Bekomme ich aber auch morgen nichts, weiß ich nicht mehr, was ich denken soll. Also mein treuer Schatz, vergiß uns nicht. Bedenke meine Unruhe. "



Quedlinburg, den 27.9.1916

Mein inniggeliebter Mann !

Schon wieder sind 3 Tage vergangen, und ich warte noch auf Nachricht von Dir. Mein lieber Otto, ich bitte Dich von ganzem Herzen spanne mich doch nicht mehr auf die wartende Folter. Gib mir Bescheid, ich weiß nun nicht mehr, was ich denken soll. Auf Himmel und Erde habe ich keine Ruhe mehr.

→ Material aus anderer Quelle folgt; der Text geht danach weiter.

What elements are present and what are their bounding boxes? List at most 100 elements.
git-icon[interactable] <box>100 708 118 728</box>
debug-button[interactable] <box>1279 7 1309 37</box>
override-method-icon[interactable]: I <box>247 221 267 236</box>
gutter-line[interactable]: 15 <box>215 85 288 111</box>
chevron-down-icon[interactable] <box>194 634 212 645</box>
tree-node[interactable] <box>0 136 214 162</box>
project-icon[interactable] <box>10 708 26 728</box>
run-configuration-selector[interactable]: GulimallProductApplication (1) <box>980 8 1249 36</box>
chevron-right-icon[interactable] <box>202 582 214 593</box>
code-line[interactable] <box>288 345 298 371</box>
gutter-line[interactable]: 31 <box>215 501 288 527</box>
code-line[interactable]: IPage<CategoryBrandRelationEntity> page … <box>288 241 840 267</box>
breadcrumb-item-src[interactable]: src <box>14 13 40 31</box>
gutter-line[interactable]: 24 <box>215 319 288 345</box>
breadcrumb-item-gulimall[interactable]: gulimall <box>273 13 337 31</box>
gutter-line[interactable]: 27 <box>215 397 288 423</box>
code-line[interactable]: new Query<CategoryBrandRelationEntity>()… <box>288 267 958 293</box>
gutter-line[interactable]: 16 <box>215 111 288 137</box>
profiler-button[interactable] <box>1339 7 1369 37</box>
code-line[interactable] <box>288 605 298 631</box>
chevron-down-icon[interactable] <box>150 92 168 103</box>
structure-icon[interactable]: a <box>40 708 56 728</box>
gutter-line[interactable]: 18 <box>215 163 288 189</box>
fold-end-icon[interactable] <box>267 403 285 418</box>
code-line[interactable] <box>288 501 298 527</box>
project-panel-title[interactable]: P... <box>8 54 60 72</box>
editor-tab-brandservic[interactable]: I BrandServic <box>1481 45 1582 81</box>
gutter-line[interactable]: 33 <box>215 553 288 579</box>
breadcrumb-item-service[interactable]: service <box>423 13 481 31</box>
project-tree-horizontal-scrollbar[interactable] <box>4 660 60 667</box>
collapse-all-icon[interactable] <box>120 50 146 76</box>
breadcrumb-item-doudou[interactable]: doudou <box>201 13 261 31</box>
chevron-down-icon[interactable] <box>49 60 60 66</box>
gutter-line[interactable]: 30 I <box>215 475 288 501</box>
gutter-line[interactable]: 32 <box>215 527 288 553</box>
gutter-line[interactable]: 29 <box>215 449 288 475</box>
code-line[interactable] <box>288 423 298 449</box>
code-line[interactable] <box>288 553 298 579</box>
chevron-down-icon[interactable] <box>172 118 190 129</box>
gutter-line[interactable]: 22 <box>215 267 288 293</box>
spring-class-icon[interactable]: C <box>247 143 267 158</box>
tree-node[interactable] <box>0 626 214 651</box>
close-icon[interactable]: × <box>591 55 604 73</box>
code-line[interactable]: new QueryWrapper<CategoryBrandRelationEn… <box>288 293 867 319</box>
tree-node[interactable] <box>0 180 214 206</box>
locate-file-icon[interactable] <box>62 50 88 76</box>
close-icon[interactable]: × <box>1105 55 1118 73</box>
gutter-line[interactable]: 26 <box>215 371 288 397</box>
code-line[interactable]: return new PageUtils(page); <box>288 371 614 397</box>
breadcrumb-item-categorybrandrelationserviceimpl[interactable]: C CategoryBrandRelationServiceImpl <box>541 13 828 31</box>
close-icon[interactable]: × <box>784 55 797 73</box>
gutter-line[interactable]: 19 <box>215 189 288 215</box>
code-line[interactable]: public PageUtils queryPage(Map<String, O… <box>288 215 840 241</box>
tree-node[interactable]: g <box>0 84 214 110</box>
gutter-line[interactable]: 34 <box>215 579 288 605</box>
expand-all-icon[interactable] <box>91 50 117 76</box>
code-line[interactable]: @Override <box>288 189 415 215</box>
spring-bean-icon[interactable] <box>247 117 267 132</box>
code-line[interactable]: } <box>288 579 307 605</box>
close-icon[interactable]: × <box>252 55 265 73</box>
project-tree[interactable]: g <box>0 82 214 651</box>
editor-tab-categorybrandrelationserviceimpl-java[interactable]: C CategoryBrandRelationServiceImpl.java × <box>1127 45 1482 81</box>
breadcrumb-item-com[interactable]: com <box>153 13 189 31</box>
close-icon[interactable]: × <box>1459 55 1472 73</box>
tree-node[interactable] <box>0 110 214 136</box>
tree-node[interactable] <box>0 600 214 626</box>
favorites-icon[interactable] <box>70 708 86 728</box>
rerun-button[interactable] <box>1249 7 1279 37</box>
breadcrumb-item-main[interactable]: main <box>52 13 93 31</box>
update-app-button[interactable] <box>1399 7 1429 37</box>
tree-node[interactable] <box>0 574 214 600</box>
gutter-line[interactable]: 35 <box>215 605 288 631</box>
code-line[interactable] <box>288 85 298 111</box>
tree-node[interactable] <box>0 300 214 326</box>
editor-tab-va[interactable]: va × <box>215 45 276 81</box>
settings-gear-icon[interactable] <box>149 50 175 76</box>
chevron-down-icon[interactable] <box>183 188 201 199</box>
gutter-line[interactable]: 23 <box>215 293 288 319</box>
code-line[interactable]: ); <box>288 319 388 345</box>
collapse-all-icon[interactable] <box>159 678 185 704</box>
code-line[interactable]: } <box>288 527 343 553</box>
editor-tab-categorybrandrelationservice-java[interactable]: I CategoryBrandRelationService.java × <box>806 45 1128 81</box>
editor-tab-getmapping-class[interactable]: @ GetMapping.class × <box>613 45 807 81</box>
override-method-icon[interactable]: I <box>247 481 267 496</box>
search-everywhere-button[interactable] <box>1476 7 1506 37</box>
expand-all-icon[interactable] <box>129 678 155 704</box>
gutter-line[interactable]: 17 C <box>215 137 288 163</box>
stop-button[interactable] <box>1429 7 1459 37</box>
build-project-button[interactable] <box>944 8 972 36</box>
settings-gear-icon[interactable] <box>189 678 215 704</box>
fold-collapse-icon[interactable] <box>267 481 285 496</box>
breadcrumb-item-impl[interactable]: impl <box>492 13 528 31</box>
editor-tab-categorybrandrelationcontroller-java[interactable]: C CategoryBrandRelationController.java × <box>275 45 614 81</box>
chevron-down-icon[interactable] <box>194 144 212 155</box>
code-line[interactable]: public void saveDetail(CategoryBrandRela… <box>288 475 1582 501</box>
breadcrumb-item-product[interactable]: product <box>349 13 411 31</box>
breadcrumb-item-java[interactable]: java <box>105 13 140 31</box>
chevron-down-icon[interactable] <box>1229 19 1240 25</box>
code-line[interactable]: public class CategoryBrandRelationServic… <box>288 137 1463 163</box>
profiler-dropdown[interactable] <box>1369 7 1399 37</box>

Ist die Post gesperrt oder ist mit Dir was passiert ? Gestern war Viehmarkt, wir arbeiteten bis Mittag, dann ging ich mit den Kindern mal zum Kleers, daß

meine Gedanken nicht dort mit waren, kannst Du Dir denken. Aber nicht nur ich, sondern auch unser Hertchen hatte an nichts Freude, wollte nicht fahren, nichts kaufen, sondern trieb nur immer nach Hause. Ich merkte es dem Kinde an: Sie grämt sich auch, daß der gute Vater nicht schreibt.

Auch die Frauen in der Nähstube , alle erhalten Nachricht von den letzten Tagen, und wir haben von Dir die letzte Nachricht vom 14.9.

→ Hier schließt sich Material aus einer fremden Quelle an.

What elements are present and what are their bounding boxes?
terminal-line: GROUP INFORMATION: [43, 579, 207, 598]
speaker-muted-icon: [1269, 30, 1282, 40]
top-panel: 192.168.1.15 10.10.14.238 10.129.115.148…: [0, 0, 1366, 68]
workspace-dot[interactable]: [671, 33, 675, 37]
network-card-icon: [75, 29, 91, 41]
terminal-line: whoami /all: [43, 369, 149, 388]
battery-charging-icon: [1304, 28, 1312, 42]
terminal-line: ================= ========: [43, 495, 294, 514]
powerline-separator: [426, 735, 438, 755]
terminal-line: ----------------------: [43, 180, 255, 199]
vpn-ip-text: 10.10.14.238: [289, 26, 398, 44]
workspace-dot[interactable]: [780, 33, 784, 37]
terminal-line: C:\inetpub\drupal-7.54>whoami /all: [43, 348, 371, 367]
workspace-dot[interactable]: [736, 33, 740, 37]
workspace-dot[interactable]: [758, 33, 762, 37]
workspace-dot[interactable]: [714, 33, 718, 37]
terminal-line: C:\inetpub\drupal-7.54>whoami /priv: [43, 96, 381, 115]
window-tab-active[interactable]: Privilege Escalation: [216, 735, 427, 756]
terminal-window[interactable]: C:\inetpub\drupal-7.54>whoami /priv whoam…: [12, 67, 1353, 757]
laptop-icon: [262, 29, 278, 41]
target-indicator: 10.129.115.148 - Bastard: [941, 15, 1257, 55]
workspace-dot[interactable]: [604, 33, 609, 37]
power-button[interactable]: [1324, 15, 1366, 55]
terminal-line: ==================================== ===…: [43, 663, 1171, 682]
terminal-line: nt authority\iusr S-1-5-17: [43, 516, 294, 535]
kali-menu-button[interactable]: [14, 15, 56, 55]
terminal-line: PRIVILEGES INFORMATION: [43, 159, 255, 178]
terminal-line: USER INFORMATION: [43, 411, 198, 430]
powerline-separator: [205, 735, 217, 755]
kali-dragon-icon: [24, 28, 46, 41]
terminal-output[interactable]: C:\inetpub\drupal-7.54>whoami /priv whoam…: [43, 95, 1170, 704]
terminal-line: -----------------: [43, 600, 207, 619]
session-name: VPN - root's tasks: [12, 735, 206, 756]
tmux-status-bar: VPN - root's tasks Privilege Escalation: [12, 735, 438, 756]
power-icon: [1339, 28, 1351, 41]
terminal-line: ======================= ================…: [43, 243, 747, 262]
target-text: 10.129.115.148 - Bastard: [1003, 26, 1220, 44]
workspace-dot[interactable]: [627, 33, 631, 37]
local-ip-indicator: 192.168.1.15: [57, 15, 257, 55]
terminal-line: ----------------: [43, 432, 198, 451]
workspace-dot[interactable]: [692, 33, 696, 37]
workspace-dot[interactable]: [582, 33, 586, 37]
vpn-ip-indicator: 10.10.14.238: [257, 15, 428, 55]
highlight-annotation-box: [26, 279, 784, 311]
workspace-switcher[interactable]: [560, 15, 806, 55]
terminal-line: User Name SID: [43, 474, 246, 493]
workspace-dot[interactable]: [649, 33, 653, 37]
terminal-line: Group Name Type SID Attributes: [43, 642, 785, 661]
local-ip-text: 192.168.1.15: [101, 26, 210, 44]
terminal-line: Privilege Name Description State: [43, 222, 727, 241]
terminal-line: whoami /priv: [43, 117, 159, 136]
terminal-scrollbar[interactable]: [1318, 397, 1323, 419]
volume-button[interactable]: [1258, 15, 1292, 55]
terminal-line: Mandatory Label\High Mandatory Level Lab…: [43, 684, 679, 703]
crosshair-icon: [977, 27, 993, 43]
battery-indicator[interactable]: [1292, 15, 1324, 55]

Mein guter Otto, ich habe fast keine Gedanken mehr, die Nächte keinen Schlaf und so scheußliche Arbeit. Denk Dir, mein Garn reißt auf der Maschine in einem Tage 152 mal, und da liegt ein Berg Arbeit neben dir, da kann ich wahnsinnig werden. Lange mach ich das nicht mehr, denn des Abends bin ich zu aufgeregt und dann von Dir, mein Schatz, keine Zeile. Von einem Postgang auf den anderen warten und immer nichts.

Ich kann meine Gedanken nicht mehr sammeln. Darum nimm von deinem sehnsüchtig wartenden treuen Weib und Kindern innige Grüße und heiße Küsse entgegen. Ich hoffe auf ein baldiges Wiedersehen in der Heimat."

All diese Briefe von Marie Rößler erreichen ihren Mann nicht mehr. Sie erhält sie zurück, versehen mit den Vermerken: "Auf dem Felde der Ehre gefallen" und "starb den Heldentod" : Otto Rößler fiel am 20. September 1916 an der Somme. Die offizielle Sterbeurkunde wird erst drei Monate später ausgestellt.